Monday, June 25, 2012

Focus, Clarity, Substance


When I was in high school, my English teacher told me three words that I have never forgotten: focus, clarity, substance. If you fulfill the promise made by these three, she advised, you will be a long way toward effective writing.

Wow. How obvious, I thought. Of course, those ideas which are most obvious are often the most brilliant. What a different world we would inhabit if only decisions were made based on the obvious, rather than the implied, or worse yet, the rationalized.

Focus requires discipline – discipline to avoid tangents, discipline to stick to the subject matter, discipline to stay the course. There is no substitute. The only alternative would be a stream-of-consciousness, and that’s no alternative at all. Unless you’re a Buddhist monk staring at a cave wall for forty years and training your mind with laser focus, then your consciousness probably streams like an explosion of confetti. You’ve got all kinds of thoughts roiling around up there, moving in a thousand different directions at a million miles an hour.

Especially these days. Our generation was raised on television, and we’ve spawned a new generation raised on Internet. Let’s be honest: neither of those encourage patient, sober, critical thought. With insidious infiltration, television and the Internet have infected our collective minds with a strange, voyeuristic suspension of disbelief. People are just plain credulous. They are.

Which brings us to clarity. Clarity is a harsh mistress, whose raw, bright light generally reveals all the ugly little imperfections you would rather cover up. You can believe what you see, or you can see what you believe, but there doesn’t seem to be much middle ground. With respect to my old English teacher, clarity was the ability to express that rawness. There is a fundamental disconnect between your thoughts and their expression, and bridging that divide determines the level of clarity in your message.

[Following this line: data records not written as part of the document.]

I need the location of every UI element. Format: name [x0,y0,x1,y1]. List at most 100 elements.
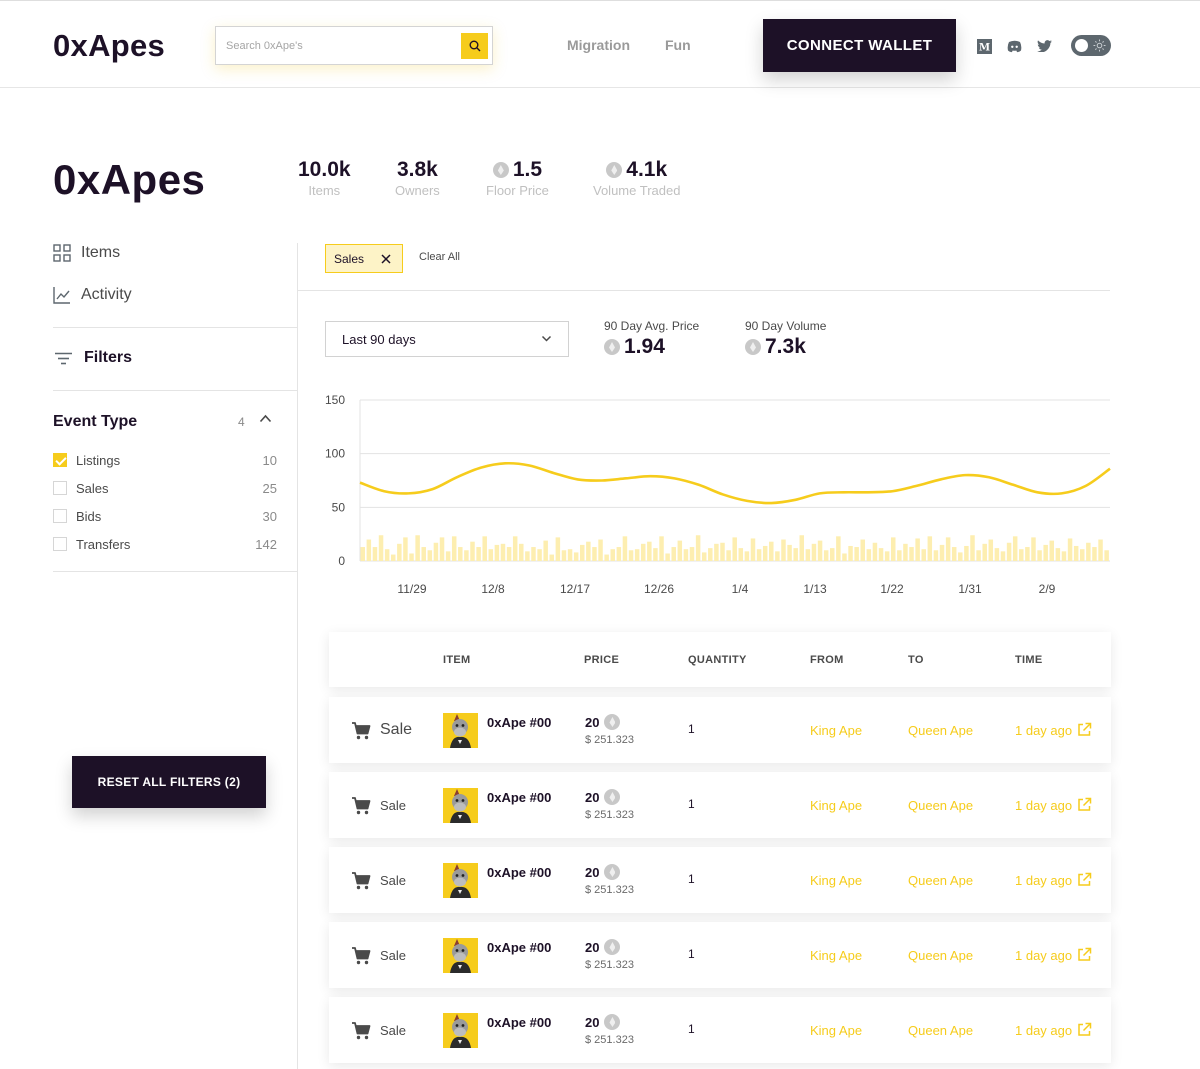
volume-bar [976,550,981,561]
volume-bar [903,543,908,561]
cart-icon [352,947,371,965]
volume-bar [616,547,622,561]
table-row[interactable]: Sale 0xApe #00 20 $ 251.323 1 King Ape Queen A… [329,772,1111,838]
volume-bar [781,539,786,561]
time-link[interactable]: 1 day ago [1015,723,1073,738]
connect-wallet-button[interactable]: CONNECT WALLET [763,19,956,72]
to-link[interactable]: Queen Ape [908,948,974,963]
filter-sales[interactable]: Sales 25 [53,479,277,497]
table-row[interactable]: Sale 0xApe #00 20 $ 251.323 1 King Ape Queen A… [329,697,1111,763]
theme-toggle[interactable] [1071,35,1111,56]
table-row[interactable]: Sale 0xApe #00 20 $ 251.323 1 King Ape Queen A… [329,922,1111,988]
from-link[interactable]: King Ape [810,798,863,813]
active-filter-chip[interactable]: Sales [325,244,403,273]
volume-bar [415,535,420,561]
quantity: 1 [688,1022,695,1036]
chevron-up-icon[interactable] [259,414,272,423]
discord-icon[interactable] [1006,38,1022,54]
ape-thumbnail[interactable] [443,863,478,898]
external-link-icon[interactable] [1077,797,1092,812]
sidebar-item-activity[interactable]: Activity [53,286,132,304]
volume-bar [573,552,579,561]
eth-icon [604,864,621,880]
stat-value: 1.5 [512,158,543,181]
x-tick-label: 1/4 [732,582,749,596]
sidebar-divider [297,243,298,1069]
filters-header[interactable]: Filters [55,349,132,367]
item-name[interactable]: 0xApe #00 [487,865,552,880]
twitter-icon[interactable] [1036,38,1052,54]
column-header-time[interactable]: TIME [1015,654,1043,666]
time-link[interactable]: 1 day ago [1015,1023,1073,1038]
checkbox[interactable] [53,453,67,467]
external-link-icon[interactable] [1077,947,1092,962]
from-link[interactable]: King Ape [810,948,863,963]
to-link[interactable]: Queen Ape [908,1023,974,1038]
activity-chart-icon [53,287,70,304]
logo[interactable]: 0xApes [53,28,166,63]
to-link[interactable]: Queen Ape [908,873,974,888]
column-header-quantity[interactable]: QUANTITY [688,654,747,666]
item-name[interactable]: 0xApe #00 [487,715,552,730]
stat-label: Items [308,183,341,198]
table-header: ITEM PRICE QUANTITY FROM TO TIME [329,632,1111,687]
from-link[interactable]: King Ape [810,723,863,738]
medium-icon[interactable]: M [976,38,992,54]
to-link[interactable]: Queen Ape [908,798,974,813]
volume-bar [1061,551,1067,561]
volume-bar [537,549,542,561]
column-header-to[interactable]: TO [908,654,924,666]
filter-transfers[interactable]: Transfers 142 [53,535,277,553]
clear-all-link[interactable]: Clear All [419,251,460,263]
item-name[interactable]: 0xApe #00 [487,940,552,955]
search-button[interactable] [461,33,488,59]
nav-fun[interactable]: Fun [665,37,691,53]
volume-bar [970,535,975,561]
price-value: 20 [585,864,600,880]
volume-bar [634,549,640,561]
time-link[interactable]: 1 day ago [1015,948,1073,963]
column-header-price[interactable]: PRICE [584,654,620,666]
filter-listings[interactable]: Listings 10 [53,451,277,469]
checkbox[interactable] [53,481,67,495]
price-usd: $ 251.323 [585,734,634,746]
quantity: 1 [688,797,695,811]
volume-bar [464,550,469,561]
external-link-icon[interactable] [1077,1022,1092,1037]
search-input[interactable] [226,38,456,54]
volume-bar [598,539,603,561]
table-row[interactable]: Sale 0xApe #00 20 $ 251.323 1 King Ape Queen A… [329,997,1111,1063]
ape-thumbnail[interactable] [443,1013,478,1048]
filter-bids[interactable]: Bids 30 [53,507,277,525]
x-tick-label: 1/13 [803,582,827,596]
time-link[interactable]: 1 day ago [1015,798,1073,813]
column-header-from[interactable]: FROM [810,654,844,666]
checkbox[interactable] [53,537,67,551]
external-link-icon[interactable] [1077,872,1092,887]
item-name[interactable]: 0xApe #00 [487,790,552,805]
volume-bar [701,552,707,561]
date-range-select[interactable]: Last 90 days [325,321,569,357]
table-row[interactable]: Sale 0xApe #00 20 $ 251.323 1 King Ape Queen A… [329,847,1111,913]
sidebar-item-items[interactable]: Items [53,244,120,262]
column-header-item[interactable]: ITEM [443,654,471,666]
eth-icon [745,339,761,355]
to-link[interactable]: Queen Ape [908,723,974,738]
checkbox[interactable] [53,509,67,523]
nav-migration[interactable]: Migration [567,37,630,53]
volume-bar [683,549,689,561]
from-link[interactable]: King Ape [810,1023,863,1038]
ape-thumbnail[interactable] [443,788,478,823]
time-link[interactable]: 1 day ago [1015,873,1073,888]
reset-filters-button[interactable]: RESET ALL FILTERS (2) [72,756,266,808]
ape-thumbnail[interactable] [443,713,478,748]
price-usd: $ 251.323 [585,1034,634,1046]
grid-icon [53,244,71,262]
volume-bar [878,548,884,561]
ape-thumbnail[interactable] [443,938,478,973]
item-name[interactable]: 0xApe #00 [487,1015,552,1030]
external-link-icon[interactable] [1077,722,1092,737]
volume-bar [610,549,615,561]
from-link[interactable]: King Ape [810,873,863,888]
close-icon[interactable] [381,253,391,264]
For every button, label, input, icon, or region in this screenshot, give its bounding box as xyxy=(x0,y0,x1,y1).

All of which culminates in substance. Here is where the rubber meets the road. After all, who doesn’t want a little detail in their otherwise skeletal plot? Without such supporting material, any message would devolve into empty shouting. In fact, the most effective messages are those which go unspoken, because the reader already knows them to be true. By creating an entirely consistent, synthetic world via the printed word, you can let the idea communicate itself.

I’m not sure if that is what my English teacher was getting at, but hey – it was high school, alright?